No one is harder on Anna Segal than Anna Segal.
That much is clear of the skier who cut her teeth on the gum-tree-constellated slopes north of Melbourne, Australia; who represented her country in slopestyle at the 2014 Winter Olympics in Sochi, Russia; who threw down in the 2021 Blank Collective film, Tales from Cascadia; and who copped a stylie grab for photographer Mattias Fredriksson on a recent cover of Sweden’s Åka Skidor (the shooter’s 500th it turns out). Though quick to condemn her own slow learning when it comes to sledding, picking lines or building “shitty jumps” that still somehow deliver photographic gold, she’s just as quick to question her self-flagellation on social media. “[It all] goes to show there’s no point in getting frustrated while skiing—maybe one day I’ll learn to live by these words.”
Maybe. But some part of getting frustrated, pushing through, and levelling up is clearly working for Anna Segal.
It goes back to her days on the Australian mogul development team, where she’d play around in “crappy little Aussie parks” after training. Following a major knee injury in moguls, she switched to park full-time, inspired by freestylers Sarah Burke, Kristi Leskinen and Marie Martinod. Landing in North America, Segal headed to Aspen and threw herself at the park. By 2006 she felt ready to enter her first premier women’s slopestyle event—Queen’s Cup—where she competed against her heroes. Her first big result came at the next year’s U.S. Open. “It was a big, scary course but moguls had given me a good competition mindset. Sarah, Kristi and Marie were there, and though I didn’t have some of their tricks—and was skiing with a cast on my hand, black eye and scrapes on my face—I was solid enough to win.”
The next eight years on the international slopestyle circuit are a blur spun with glints of metal: gold, silver and bronze at the Winter X Games; gold at FIS Worlds; 2nd overall in the 2012 AFP World Tour; a 4th in the 2014 Winter Olympic Games.
Prior to the Olympics, nursing the chronic pain of multiple injuries, Segal already felt the urge to branch out, be a more rounded skier, and get in front of the camera. “I wanted to see what I could do in the backcountry because I enjoyed it and liked climbing uphill.”
The transition was neither quick nor easy. “It’s almost harder to bring tricks to the backcountry because there isn’t all the time for training on trampolines and in the park.

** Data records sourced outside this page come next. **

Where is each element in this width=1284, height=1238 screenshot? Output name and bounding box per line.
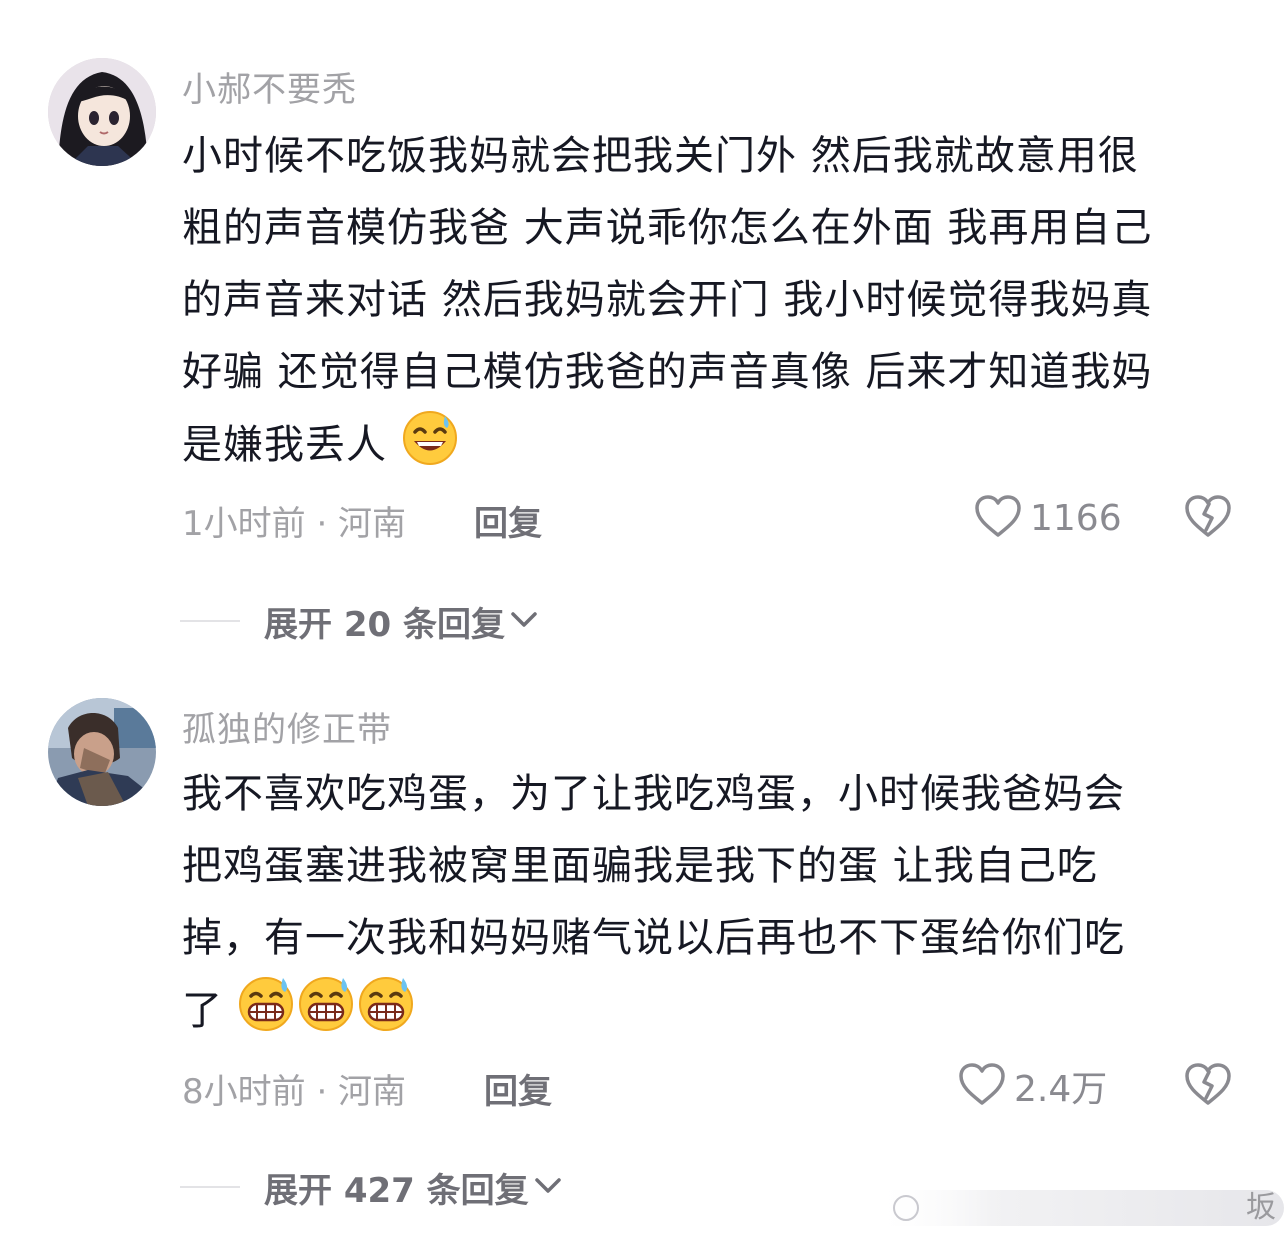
comment-time-location: 8小时前 · 河南: [182, 1072, 407, 1112]
username[interactable]: 小郝不要秃: [182, 62, 357, 111]
watermark-text: 坂: [1246, 1190, 1276, 1225]
like-button[interactable]: 2.4万: [958, 1060, 1107, 1112]
reply-button[interactable]: 回复: [484, 1064, 552, 1113]
comment-text-line: 是嫌我丢人: [182, 408, 1232, 480]
chevron-down-icon: [533, 1173, 563, 1201]
username[interactable]: 孤独的修正带: [182, 702, 392, 751]
grimace-sweat-emoji-icon: [357, 974, 415, 1032]
watermark-logo-icon: [872, 1190, 1284, 1226]
divider: [180, 1186, 240, 1188]
comment-time-location: 1小时前 · 河南: [182, 504, 407, 544]
expand-replies-button[interactable]: 展开 427 条回复: [180, 1162, 563, 1212]
comment-text-line: 小时候不吃饭我妈就会把我关门外 然后我就故意用很: [182, 133, 1139, 179]
expand-replies-label: 展开 20 条回复: [264, 604, 505, 645]
comment-text-line: 粗的声音模仿我爸 大声说乖你怎么在外面 我再用自己: [182, 205, 1153, 251]
like-count: 1166: [1030, 497, 1122, 539]
comment-text-tail: 了: [182, 988, 223, 1034]
broken-heart-icon[interactable]: [1184, 494, 1232, 542]
divider: [180, 620, 240, 622]
broken-heart-icon[interactable]: [1184, 1062, 1232, 1110]
grimace-sweat-emoji-icon: [237, 974, 295, 1032]
heart-outline-icon: [974, 494, 1022, 542]
comment-text-line: 掉，有一次我和妈妈赌气说以后再也不下蛋给你们吃: [182, 915, 1125, 961]
comment-text-line: 我不喜欢吃鸡蛋，为了让我吃鸡蛋，小时候我爸妈会: [182, 771, 1125, 817]
comment-item: 小郝不要秃 小时候不吃饭我妈就会把我关门外 然后我就故意用很 粗的声音模仿我爸 …: [0, 0, 1284, 660]
like-button[interactable]: 1166: [974, 492, 1122, 544]
like-count: 2.4万: [1014, 1069, 1108, 1110]
comment-text-line: 把鸡蛋塞进我被窝里面骗我是我下的蛋 让我自己吃: [182, 843, 1098, 889]
comment-text-tail: 是嫌我丢人: [182, 422, 387, 468]
comment-body: 我不喜欢吃鸡蛋，为了让我吃鸡蛋，小时候我爸妈会 把鸡蛋塞进我被窝里面骗我是我下的…: [182, 758, 1232, 1046]
expand-replies-button[interactable]: 展开 20 条回复: [180, 596, 539, 646]
grinning-sweat-emoji-icon: [401, 408, 459, 466]
comment-text-line: 的声音来对话 然后我妈就会开门 我小时候觉得我妈真: [182, 277, 1153, 323]
reply-button[interactable]: 回复: [474, 496, 542, 545]
avatar[interactable]: [48, 698, 156, 806]
grimace-sweat-emoji-icon: [297, 974, 355, 1032]
avatar[interactable]: [48, 58, 156, 166]
chevron-down-icon: [509, 607, 539, 635]
watermark: 坂: [872, 1182, 1284, 1234]
expand-replies-label: 展开 427 条回复: [264, 1170, 529, 1211]
comment-body: 小时候不吃饭我妈就会把我关门外 然后我就故意用很 粗的声音模仿我爸 大声说乖你怎…: [182, 120, 1232, 480]
comment-text-line: 了: [182, 974, 1232, 1046]
comment-item: 孤独的修正带 我不喜欢吃鸡蛋，为了让我吃鸡蛋，小时候我爸妈会 把鸡蛋塞进我被窝里…: [0, 660, 1284, 1236]
heart-outline-icon: [958, 1062, 1006, 1110]
comment-text-line: 好骗 还觉得自己模仿我爸的声音真像 后来才知道我妈: [182, 349, 1153, 395]
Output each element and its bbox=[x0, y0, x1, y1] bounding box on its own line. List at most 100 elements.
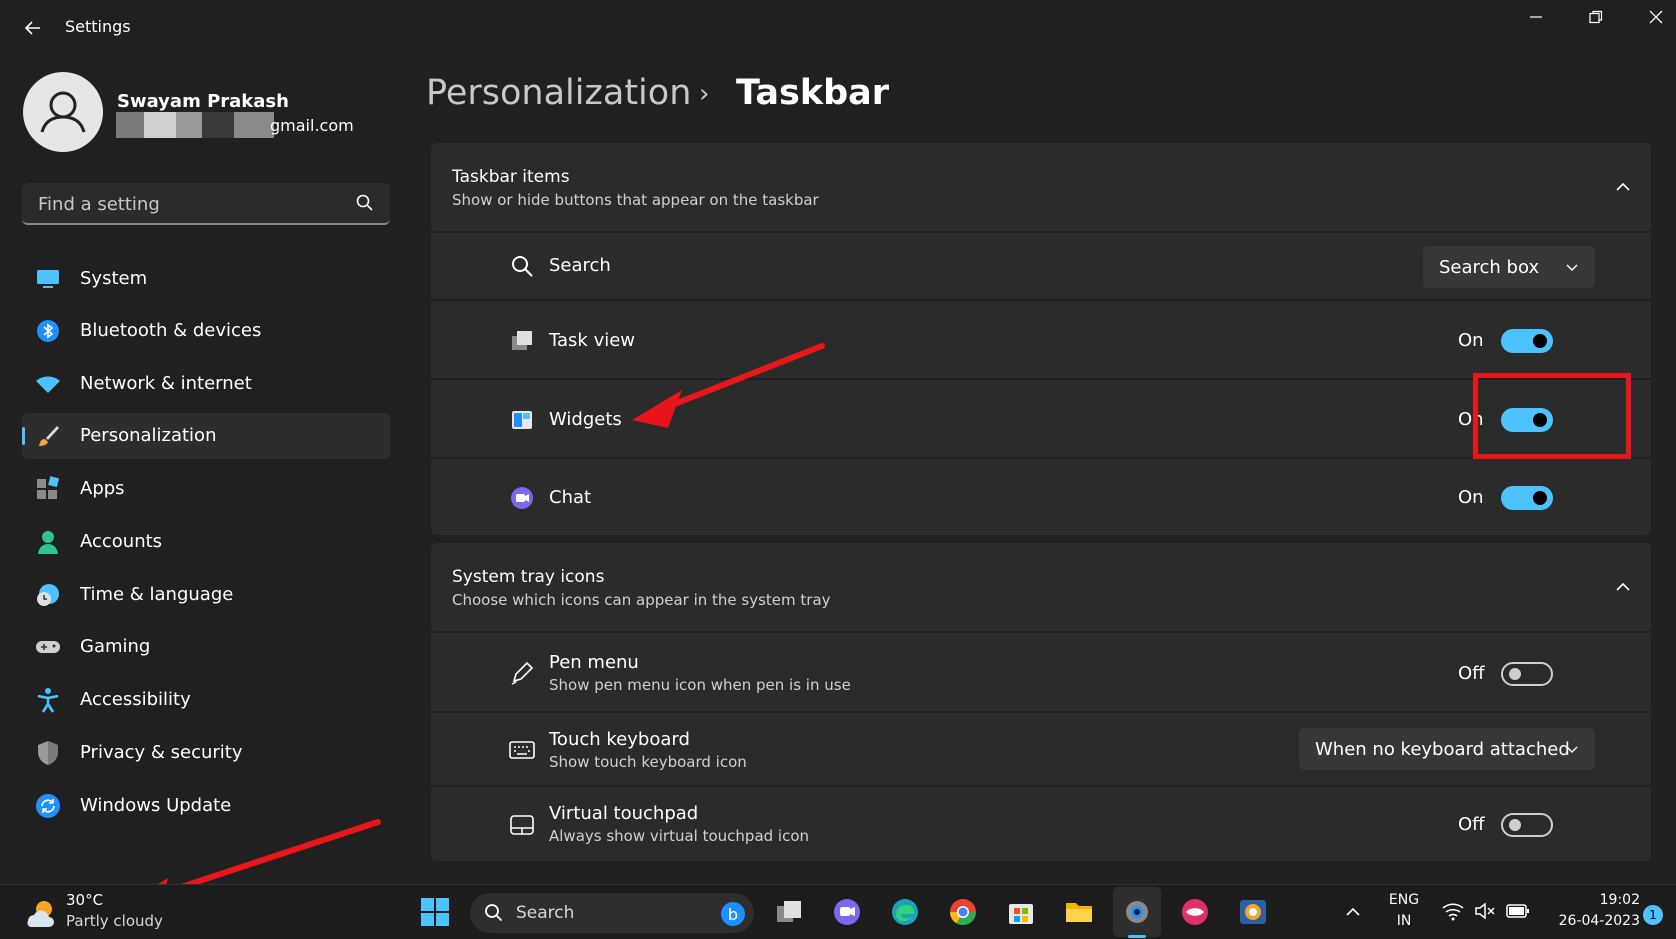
settings-gear-icon[interactable] bbox=[1122, 897, 1152, 927]
sidebar-item-label: Time & language bbox=[80, 584, 234, 605]
virtual-touchpad-toggle[interactable] bbox=[1501, 813, 1553, 837]
touchpad-icon bbox=[510, 815, 534, 835]
chevron-up-icon[interactable] bbox=[1611, 177, 1635, 197]
toggle-state-text: Off bbox=[1458, 814, 1485, 835]
search-icon bbox=[512, 256, 533, 277]
clock-date[interactable]: 26-04-2023 bbox=[1538, 913, 1640, 929]
windows-taskbar: 30°C Partly cloudy Search b ENG IN 19:02… bbox=[0, 884, 1676, 939]
sidebar-item-bluetooth[interactable]: Bluetooth & devices bbox=[22, 308, 390, 354]
battery-icon[interactable] bbox=[1506, 903, 1530, 919]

I could throw 360s and backflips off anything, but time spent touring, learning mountain safety and sledding takes away some of that.”
As Segal persisted with her quest, she made another move. “At a World Cup in Colorado I was riding a lift with [fellow competitor] Yuki Tsubota. She asked what I was going to do after Sochi. I knew the fire was gone from competing, so I said ‘Probably just ski pow.’ Yuki told me Whistler was the best place in the world to do that.”
The idea stuck. But having only attended Whistler’s World Ski & Snowboard Festival to compete followed by partying in the village, she knew little of the mountains or community. “I didn’t have any close friends here so it was a scary move. I was in Whistler five years before I bought a place in Pemberton; it was more affordable, friends were moving there, and that’s where my partner lived, so it made sense.”
She spent her first year in Whistler skiing a lot of park, then started filming with local director Jeff Thomas. Though mostly ad campaigns, it was a stepping stone to Blank Collective. “The first season with Blank I went out a few days, then last year I got on as a main skier. Of course, I wanted to be charging right out of the gate, but I had to take a step back and learn a few skills. It was a struggle but a good experience.”
Segal is no stranger to taking things into her own hands. Along with younger sister Natalie—3rd overall on the 2013 Freeride World Tour and a 2014 National Geographic Young Explorer—Segal co-produced the 2018 film Finding the Line. “No one was knocking on our doors,” she says of the era when both were transitioning from their respective pro careers, “so we thought we’d do a sister project with a storyline. After six months of arguments and tears, we looked a bit deeper and it went from a one-season shoot to a three-year film that explored how each of us deals with fear in the mountains. It was like completing a master’s degree because it took every ounce of our knowledge and intelligence to finish. After that we just wanted to be athletes again.”
These days Segal is leaning into the opportunities of her new backyard and trying to be less hard on herself. She visits Natalie in Revelstoke, makes ski trips through northern B.C., and does outreach as an athlete ambassador for Protect Our Winters (POW) Canada. With all the uncertainty around travel, the upcoming winter remains an open book. “I’ve gotten used to not planning,” she says. “I’m happy to just stay around here and explore.”